I fratelli Tsarnaev sono i “cattivi” e tutto il loro tempo su pellicola ne è la conferma. Sono viziati, vigliacchi, spacciatori, poco di buono, violenti, estremisti islamici. Mai si cerca di comprenderne i disagi né si affronta la spinosa tematica religiosa. Sono malvagi, sono guidati da un'ideologia straniera, incarnano tutto ciò che è brutto: non c'è bisogno di conoscere altro.
Certo, in un momento strategicamente scelto l'agente Tommy Saunders si lascia andare a confessioni private che mendicano la complicità degli spettatori per poi condurli alla verità che l'unico modo per battere questo genere di violenze è l'amore, ma questo messaggio di pace male si sposa con la conseguente sparatoria e con la successiva condanna a morte di Dzhokhar. L’amore menzionato non è tanto legato alla compassione o alla comprensione quanto, come menziona Themo Melikidze, al modo in cui “ha reagito la città di Boston, e come ha superato la tragedia”.
Come capita troppo spesso alle produzioni americane, anche Boston – Caccia all'uomo è stato traviato dalla paura atavica del proporre documentari d'alto profilo. Il risultato è l'ennesima docu-fiction troppo vicina alla realtà per poter proporre soluzioni provocatorie e troppo lontana per non scadere nell'allegoria retorica con ascendente propagandistico.

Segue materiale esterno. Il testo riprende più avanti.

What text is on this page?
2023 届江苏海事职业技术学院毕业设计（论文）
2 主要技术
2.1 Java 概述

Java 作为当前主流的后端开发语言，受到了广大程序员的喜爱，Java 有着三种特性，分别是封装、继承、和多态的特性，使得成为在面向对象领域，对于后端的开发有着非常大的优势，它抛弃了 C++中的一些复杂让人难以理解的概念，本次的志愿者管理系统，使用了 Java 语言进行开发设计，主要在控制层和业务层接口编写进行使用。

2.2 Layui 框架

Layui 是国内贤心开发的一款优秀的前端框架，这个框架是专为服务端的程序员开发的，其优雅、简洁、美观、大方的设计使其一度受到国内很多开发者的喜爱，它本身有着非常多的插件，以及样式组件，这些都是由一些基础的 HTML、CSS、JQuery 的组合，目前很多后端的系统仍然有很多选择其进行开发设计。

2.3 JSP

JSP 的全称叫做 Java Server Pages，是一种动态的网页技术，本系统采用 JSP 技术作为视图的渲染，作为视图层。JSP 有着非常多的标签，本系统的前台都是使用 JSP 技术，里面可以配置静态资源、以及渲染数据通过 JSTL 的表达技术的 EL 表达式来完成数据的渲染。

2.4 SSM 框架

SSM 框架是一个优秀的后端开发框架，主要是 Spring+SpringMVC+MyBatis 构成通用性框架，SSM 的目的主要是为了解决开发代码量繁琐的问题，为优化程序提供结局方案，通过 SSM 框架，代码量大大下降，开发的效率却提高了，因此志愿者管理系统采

Le buone intenzioni sono evidenti e la tragedia non può essere in alcun modo condonata, ma la pellicola è sintomatica nell'evidenziare il bisogno statunitense del trovare un avversario nell'alterità e dell'esibire come le ferite inferte sul territorio siano sanate dalla coesione della collettività. Risulta pertanto un film interessante sul lato umano, ma forse per i motivi del tutto contrari agli intenti del cast.